Klein did not immediately return a call from The Associated Press.
The video logged more than 2 million views by Thursday evening, breaking hearts and raising passions of people who recalled bullying in their own pasts. The fundraiser set up on Indiegogo.com shattered its goal of raising $5,000 to send the grandmother of eight on a “vacation of a lifetime.” Thousands of people donated, many in denominations of $20 or less.
“I don’t see how anyone can watch that and not be touched by it. It made me realize — and I posted on my Facebook wall — that sticks and stones may break my bones but words will still hurt you no matter how old you are,” said Deana Rock, a 42-year-old marketing professional from Williston, Vt., who pledged $30.
Rock said she was moved to tears by the video and donated the money so Klein would not have to get back on the bus.
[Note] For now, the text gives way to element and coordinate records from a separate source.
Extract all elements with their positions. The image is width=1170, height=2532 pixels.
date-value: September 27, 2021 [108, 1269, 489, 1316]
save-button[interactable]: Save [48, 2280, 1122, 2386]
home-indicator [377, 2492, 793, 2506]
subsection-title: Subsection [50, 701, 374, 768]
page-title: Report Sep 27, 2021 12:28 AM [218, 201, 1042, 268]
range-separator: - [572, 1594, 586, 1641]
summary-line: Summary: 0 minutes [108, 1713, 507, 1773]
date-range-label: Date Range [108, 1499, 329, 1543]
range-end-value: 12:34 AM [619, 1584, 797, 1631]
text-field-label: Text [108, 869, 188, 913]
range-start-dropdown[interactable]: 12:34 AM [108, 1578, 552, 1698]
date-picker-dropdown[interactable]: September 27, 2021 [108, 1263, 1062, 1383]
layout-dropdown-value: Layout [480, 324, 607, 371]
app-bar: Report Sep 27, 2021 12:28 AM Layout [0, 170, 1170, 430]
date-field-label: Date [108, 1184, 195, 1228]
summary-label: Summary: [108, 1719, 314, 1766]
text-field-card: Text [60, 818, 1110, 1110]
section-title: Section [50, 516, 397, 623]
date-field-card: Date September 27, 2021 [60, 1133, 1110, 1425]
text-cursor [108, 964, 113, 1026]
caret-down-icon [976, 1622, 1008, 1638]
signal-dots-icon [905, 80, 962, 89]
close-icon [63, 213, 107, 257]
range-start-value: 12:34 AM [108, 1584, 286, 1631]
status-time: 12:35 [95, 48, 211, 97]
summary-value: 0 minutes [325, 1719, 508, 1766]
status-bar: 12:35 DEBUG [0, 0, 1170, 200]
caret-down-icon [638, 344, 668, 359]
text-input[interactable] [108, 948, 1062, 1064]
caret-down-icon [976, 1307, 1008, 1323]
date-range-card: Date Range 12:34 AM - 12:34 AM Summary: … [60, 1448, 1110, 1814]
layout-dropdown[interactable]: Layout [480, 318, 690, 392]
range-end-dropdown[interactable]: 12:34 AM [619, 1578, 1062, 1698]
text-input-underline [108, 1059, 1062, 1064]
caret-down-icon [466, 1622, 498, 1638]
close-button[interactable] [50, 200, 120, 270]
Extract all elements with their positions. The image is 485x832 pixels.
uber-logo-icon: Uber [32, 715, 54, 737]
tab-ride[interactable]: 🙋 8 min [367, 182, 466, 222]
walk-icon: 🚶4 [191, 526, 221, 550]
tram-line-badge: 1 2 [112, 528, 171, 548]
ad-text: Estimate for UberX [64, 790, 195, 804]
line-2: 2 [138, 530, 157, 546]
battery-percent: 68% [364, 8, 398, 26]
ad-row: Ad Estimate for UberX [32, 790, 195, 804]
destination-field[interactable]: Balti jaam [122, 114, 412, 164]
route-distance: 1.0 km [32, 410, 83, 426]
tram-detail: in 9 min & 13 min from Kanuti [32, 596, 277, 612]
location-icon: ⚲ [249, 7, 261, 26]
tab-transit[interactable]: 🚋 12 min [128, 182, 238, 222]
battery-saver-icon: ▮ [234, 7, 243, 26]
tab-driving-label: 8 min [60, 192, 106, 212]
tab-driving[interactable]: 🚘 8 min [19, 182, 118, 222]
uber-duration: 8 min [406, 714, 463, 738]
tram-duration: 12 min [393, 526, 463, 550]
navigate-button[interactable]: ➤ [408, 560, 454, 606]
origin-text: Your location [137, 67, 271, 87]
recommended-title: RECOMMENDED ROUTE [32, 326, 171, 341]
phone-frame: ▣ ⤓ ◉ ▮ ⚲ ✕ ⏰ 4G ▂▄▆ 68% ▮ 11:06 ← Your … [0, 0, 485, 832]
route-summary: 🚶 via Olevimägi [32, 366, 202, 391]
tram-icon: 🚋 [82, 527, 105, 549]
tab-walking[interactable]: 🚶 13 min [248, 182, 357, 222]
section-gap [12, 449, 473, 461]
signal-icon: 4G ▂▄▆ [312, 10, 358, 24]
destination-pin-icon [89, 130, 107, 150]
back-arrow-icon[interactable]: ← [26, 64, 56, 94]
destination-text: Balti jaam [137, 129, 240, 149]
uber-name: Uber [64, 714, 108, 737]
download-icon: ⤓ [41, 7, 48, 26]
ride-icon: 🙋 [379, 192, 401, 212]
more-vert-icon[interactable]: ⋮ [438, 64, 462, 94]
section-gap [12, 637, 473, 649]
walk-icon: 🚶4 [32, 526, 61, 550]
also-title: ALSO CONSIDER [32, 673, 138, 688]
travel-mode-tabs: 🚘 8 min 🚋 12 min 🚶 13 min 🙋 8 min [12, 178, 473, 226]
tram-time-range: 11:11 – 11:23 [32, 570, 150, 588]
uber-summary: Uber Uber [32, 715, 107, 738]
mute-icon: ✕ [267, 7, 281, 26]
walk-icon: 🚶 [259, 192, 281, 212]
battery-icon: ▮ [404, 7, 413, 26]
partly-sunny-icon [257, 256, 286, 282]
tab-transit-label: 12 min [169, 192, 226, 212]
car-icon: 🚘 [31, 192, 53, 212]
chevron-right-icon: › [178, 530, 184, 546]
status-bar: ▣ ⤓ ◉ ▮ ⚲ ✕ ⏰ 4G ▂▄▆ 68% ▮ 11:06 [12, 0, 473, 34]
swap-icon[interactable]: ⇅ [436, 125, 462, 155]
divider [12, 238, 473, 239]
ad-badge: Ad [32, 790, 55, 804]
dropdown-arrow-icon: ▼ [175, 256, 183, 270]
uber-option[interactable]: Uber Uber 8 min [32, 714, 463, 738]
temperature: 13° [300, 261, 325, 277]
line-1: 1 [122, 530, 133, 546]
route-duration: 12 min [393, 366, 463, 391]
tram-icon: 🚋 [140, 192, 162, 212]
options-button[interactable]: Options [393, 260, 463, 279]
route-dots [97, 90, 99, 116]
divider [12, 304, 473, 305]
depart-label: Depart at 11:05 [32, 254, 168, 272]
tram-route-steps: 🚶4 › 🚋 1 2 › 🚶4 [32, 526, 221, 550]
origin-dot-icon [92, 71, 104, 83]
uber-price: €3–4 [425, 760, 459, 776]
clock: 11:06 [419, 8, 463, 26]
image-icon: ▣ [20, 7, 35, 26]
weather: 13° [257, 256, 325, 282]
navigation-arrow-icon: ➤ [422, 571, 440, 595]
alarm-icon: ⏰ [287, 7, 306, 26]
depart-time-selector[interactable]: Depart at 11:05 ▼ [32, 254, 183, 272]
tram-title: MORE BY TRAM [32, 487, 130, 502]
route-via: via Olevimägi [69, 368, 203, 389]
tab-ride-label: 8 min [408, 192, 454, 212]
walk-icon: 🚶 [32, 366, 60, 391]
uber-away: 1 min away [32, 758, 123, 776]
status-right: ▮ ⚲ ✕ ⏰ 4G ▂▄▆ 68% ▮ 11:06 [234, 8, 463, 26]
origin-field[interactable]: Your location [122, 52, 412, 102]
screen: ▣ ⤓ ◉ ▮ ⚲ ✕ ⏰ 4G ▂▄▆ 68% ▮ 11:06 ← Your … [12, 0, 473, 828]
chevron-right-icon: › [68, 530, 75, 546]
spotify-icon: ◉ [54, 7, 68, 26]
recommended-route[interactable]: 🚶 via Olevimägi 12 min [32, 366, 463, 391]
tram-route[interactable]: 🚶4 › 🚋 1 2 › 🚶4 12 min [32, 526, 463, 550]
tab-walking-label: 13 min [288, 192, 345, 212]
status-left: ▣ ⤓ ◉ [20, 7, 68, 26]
Police in the suburb of Greece had to step up patrols near the houses of the four boys and said they had received several threatening hoax calls from people. The boys had not yet apologized to Klein as of Thursday afternoon, though police said they regretted their acts and their parents are cooperating.
The district apologized to Klein and will discipline all four students.
The swell of support for Klein follows a recent surge in awareness of bullying that has brought the issue from the classroom to the stage and screen to the White House.
In September, after 14-year-old Jamey Rodemeyer of suburban Buffalo killed himself after complaining about being bullied about his sexuality, pop singer Lady Gaga decried the loss of another life to bullying, tweeting to millions of followers that she’d take her concerns to President Barack Obama.
This year, the White House held a conference on bullying prevention, estimating that it affects 13 million students, or about a third of those attending school. Obama said he hoped to “dispel the myth that bullying is just a harmless rite of passage or an inevitable part of growing up.”
In April, the documentary film “Bully” examined the problem by following five kids over the course of a school year.